←back to thread

Unpacking Google’s Web Environment Integrity specification

(vivaldi.com)
756 points dagurp | 8 comments | 26 Jul 23 11:30 UTC | HN request time: 0.001s | source | bottom
1. bloopernova ◴[26 Jul 23 18:25 UTC] No.36882508[source]
Would this end up breaking curl, or any other tool that accesses https?
replies(3): >>36882597 #>>36883468 #>>36885184 #
2. fooyc ◴[26 Jul 23 18:30 UTC] No.36882597[source]
Yes it will
replies(1): >>36883267 #
3. pdanpdan ◴[26 Jul 23 19:11 UTC] No.36883267[source]
How?
replies(1): >>36883425 #
4. toyg ◴[26 Jul 23 19:21 UTC] No.36883425{3}[source]
The whole point of WEI is that the site can choose to block any combination of browser and OS they see fit, in a reliable way (currently, browsers can freely lie). CURL and friends will almost immediately be branded as bots and banned - that's the stated objective.
replies(2): >>36883609 #>>36883638 #
5. collaborative ◴[26 Jul 23 19:24 UTC] No.36883468[source]
It will, but curl and others will likely simply be upgraded with a puppeteer of sorts that plugs into your chrome runtime. So this will have prevented nothing (except force not technical users to adopt chrome and thus kill all new browser incumbents, offering the chance to force feed even more google ads)
6. pdanpdan ◴[26 Jul 23 19:34 UTC] No.36883609{4}[source]
How?

The page must first load, then it requests an attestation using js and sends it back to the server for further use (like a recaptcha token).

So for something like curl it could be no change.

https://github.com/RupertBenWiser/Web-Environment-Integrity/...

7. snvzz ◴[26 Jul 23 19:37 UTC] No.36883638{4}[source]
It is more severe than that.
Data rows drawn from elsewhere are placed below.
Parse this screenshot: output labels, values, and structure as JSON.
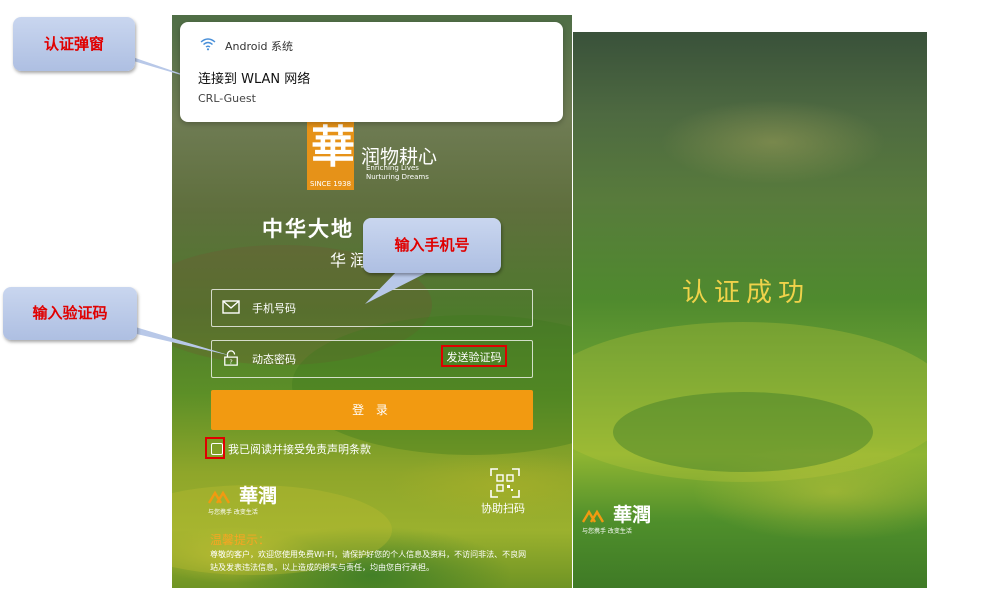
{
  "notification": {
    "source": "Android 系统",
    "title": "连接到 WLAN 网络",
    "ssid": "CRL-Guest",
    "icon": "wifi-icon"
  },
  "login": {
    "logo_since": "SINCE 1938",
    "slogan": "润物耕心",
    "slogan_en_line1": "Enriching Lives",
    "slogan_en_line2": "Nurturing Dreams",
    "headline": "中华大地",
    "subhead": "华润",
    "phone_placeholder": "手机号码",
    "code_placeholder": "动态密码",
    "send_code_label": "发送验证码",
    "login_button": "登 录",
    "agree_text": "我已阅读并接受免责声明条款",
    "brand": "華潤",
    "brand_tag": "与您携手 改变生活",
    "qr_label": "协助扫码",
    "tips_title": "温馨提示：",
    "tips_body": "尊敬的客户，欢迎您使用免费WI-FI，请保护好您的个人信息及资料，不访问非法、不良网站及发表违法信息，以上造成的损失与责任，均由您自行承担。"
  },
  "success": {
    "text": "认证成功",
    "brand": "華潤",
    "brand_tag": "与您携手 改变生活"
  },
  "callouts": {
    "popup": "认证弹窗",
    "phone": "输入手机号",
    "code": "输入验证码"
  },
  "colors": {
    "accent_orange": "#f29a11",
    "highlight_red": "#e00000",
    "callout_blue": "#b8c8e8",
    "success_gold": "#f0d24a"
  }
}
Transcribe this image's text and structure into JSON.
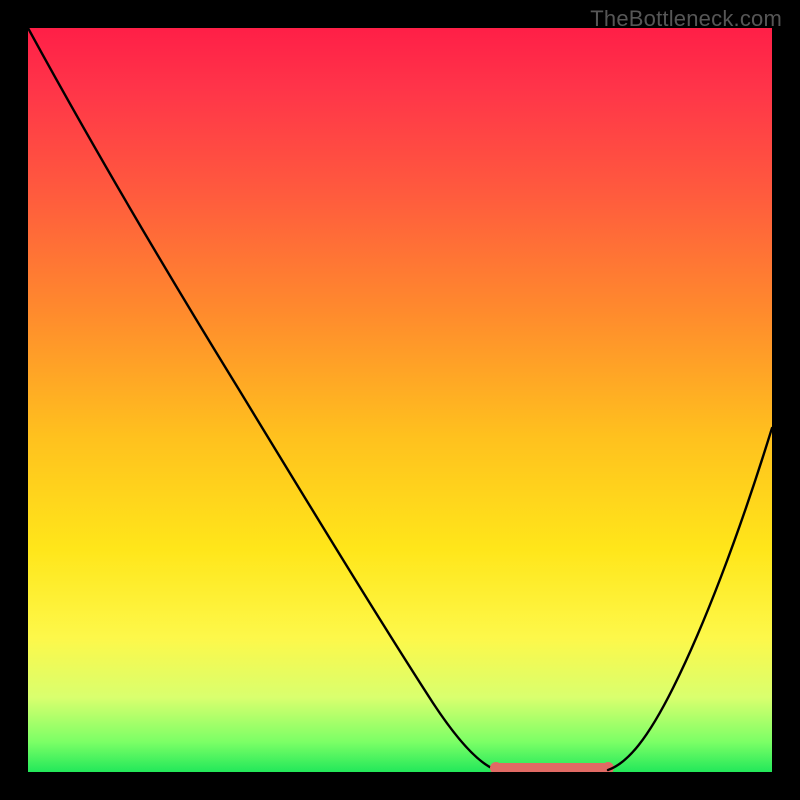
{
  "watermark": {
    "text": "TheBottleneck.com"
  },
  "chart_data": {
    "type": "line",
    "title": "",
    "xlabel": "",
    "ylabel": "",
    "xlim": [
      0,
      100
    ],
    "ylim": [
      0,
      100
    ],
    "grid": false,
    "legend": false,
    "background_gradient": {
      "direction": "vertical",
      "stops": [
        {
          "pos": 0.0,
          "color": "#ff1f47"
        },
        {
          "pos": 0.55,
          "color": "#ffc11e"
        },
        {
          "pos": 0.82,
          "color": "#fdf84a"
        },
        {
          "pos": 1.0,
          "color": "#22e85a"
        }
      ]
    },
    "series": [
      {
        "name": "left-curve",
        "x": [
          0,
          10,
          20,
          30,
          40,
          50,
          58,
          62
        ],
        "values": [
          100,
          84,
          68,
          52,
          36,
          20,
          6,
          0
        ]
      },
      {
        "name": "right-curve",
        "x": [
          78,
          82,
          88,
          94,
          100
        ],
        "values": [
          0,
          7,
          20,
          34,
          48
        ]
      },
      {
        "name": "flat-optimal-region",
        "x": [
          62,
          78
        ],
        "values": [
          0,
          0
        ],
        "color": "#e16a64"
      }
    ],
    "annotations": []
  }
}
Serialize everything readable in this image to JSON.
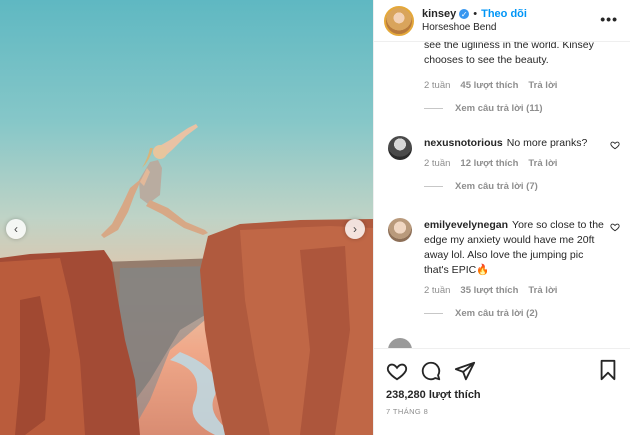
{
  "post": {
    "username": "kinsey",
    "follow_label": "Theo dõi",
    "location": "Horseshoe Bend",
    "more_label": "•••"
  },
  "comments": [
    {
      "text": "see the ugliness in the world. Kinsey chooses to see the beauty.",
      "time": "2 tuần",
      "likes": "45 lượt thích",
      "reply": "Trả lời",
      "view_replies": "Xem câu trả lời (11)"
    },
    {
      "user": "nexusnotorious",
      "text": "No more pranks?",
      "time": "2 tuần",
      "likes": "12 lượt thích",
      "reply": "Trả lời",
      "view_replies": "Xem câu trả lời (7)"
    },
    {
      "user": "emilyevelynegan",
      "text": "Yore so close to the edge my anxiety would have me 20ft away lol. Also love the jumping pic that's EPIC🔥",
      "time": "2 tuần",
      "likes": "35 lượt thích",
      "reply": "Trả lời",
      "view_replies": "Xem câu trả lời (2)"
    }
  ],
  "actions": {
    "like_count": "238,280 lượt thích",
    "timestamp": "7 THÁNG 8"
  },
  "nav": {
    "prev": "‹",
    "next": "›"
  },
  "icons": [
    "verified-badge-icon",
    "more-options-icon",
    "heart-icon",
    "comment-icon",
    "share-icon",
    "bookmark-icon",
    "chevron-left-icon",
    "chevron-right-icon"
  ],
  "colors": {
    "accent": "#0095f6",
    "text": "#262626",
    "muted": "#8e8e8e"
  }
}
The design favors a whitelist approach: Only browsers that can get the attestation from a "trusted source" are allowed. Browsers that cannot, don't.
8. pravus ◴[26 Jul 23 21:18 UTC] No.36885184[source]
Yes and no.

The attestation API will allow websites to verify certain things about the user agent which they then may use to either deny access or alter the access for the requested resource. This is similar to existing methods of checking the "User-Agent" header string but is much more robust to tampering because it can rely on a full-chain of trust from the owning website.
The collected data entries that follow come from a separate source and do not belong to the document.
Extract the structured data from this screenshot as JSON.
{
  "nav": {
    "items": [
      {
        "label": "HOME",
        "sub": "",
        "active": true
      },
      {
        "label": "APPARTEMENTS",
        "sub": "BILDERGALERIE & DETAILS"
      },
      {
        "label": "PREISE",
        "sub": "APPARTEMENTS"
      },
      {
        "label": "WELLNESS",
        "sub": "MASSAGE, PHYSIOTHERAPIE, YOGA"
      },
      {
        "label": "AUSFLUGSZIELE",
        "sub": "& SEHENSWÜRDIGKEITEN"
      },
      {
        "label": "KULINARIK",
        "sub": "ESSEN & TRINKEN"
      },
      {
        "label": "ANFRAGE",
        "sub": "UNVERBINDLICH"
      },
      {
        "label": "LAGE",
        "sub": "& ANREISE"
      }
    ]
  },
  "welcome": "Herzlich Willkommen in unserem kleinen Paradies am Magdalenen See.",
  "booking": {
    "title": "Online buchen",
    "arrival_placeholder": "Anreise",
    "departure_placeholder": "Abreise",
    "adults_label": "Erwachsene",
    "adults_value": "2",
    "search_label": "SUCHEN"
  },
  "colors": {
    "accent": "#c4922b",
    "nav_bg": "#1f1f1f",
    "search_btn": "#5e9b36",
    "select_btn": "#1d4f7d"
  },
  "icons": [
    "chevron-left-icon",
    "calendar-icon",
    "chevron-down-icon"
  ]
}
So will existing tools work with this?

Websites that do not require attestation should work fine. This will probably be the vast majority of websites.
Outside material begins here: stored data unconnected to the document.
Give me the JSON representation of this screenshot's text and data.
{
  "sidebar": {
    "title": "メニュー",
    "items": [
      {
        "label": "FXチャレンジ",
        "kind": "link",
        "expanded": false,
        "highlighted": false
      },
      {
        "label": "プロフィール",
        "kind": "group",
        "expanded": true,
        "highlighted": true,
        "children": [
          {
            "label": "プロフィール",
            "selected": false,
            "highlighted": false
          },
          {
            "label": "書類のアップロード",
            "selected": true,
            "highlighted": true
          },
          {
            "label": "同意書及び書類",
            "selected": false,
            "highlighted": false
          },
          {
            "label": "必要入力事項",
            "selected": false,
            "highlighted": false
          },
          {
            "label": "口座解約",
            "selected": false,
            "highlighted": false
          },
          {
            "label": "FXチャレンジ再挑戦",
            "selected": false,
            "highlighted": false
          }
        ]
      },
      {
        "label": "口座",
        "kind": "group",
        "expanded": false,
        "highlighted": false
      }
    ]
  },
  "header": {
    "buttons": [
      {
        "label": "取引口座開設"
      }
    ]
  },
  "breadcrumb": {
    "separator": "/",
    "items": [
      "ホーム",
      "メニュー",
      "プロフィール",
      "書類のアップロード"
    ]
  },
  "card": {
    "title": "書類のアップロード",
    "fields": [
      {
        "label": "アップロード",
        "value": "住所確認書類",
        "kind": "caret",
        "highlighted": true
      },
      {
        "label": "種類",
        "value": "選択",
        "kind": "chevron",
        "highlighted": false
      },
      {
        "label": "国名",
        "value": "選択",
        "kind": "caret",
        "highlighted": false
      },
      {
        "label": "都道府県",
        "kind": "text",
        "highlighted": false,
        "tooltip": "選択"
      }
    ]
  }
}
Websites that require attestation may or may not work depending on the results of the attestation. Since programs like curl do not currently provide a mechanism to perform attestation, they will indicate a failure. If the website is configured to disallow failed attestation attempts, then tools like curl will no longer be able to access the same resources that user agents that pass attestation can.

My opinion is that it is likely that attestation will be used for any website where there is a large media presence (copyright/drm), large data presence (resource utilization/streams), high security, or any large company that is willing to completely segment its web resources into attested and non-attested versions. Tools like curl will no longer work with these sites until either a suitable attestation system is added to them, or the company changes its attestation policy.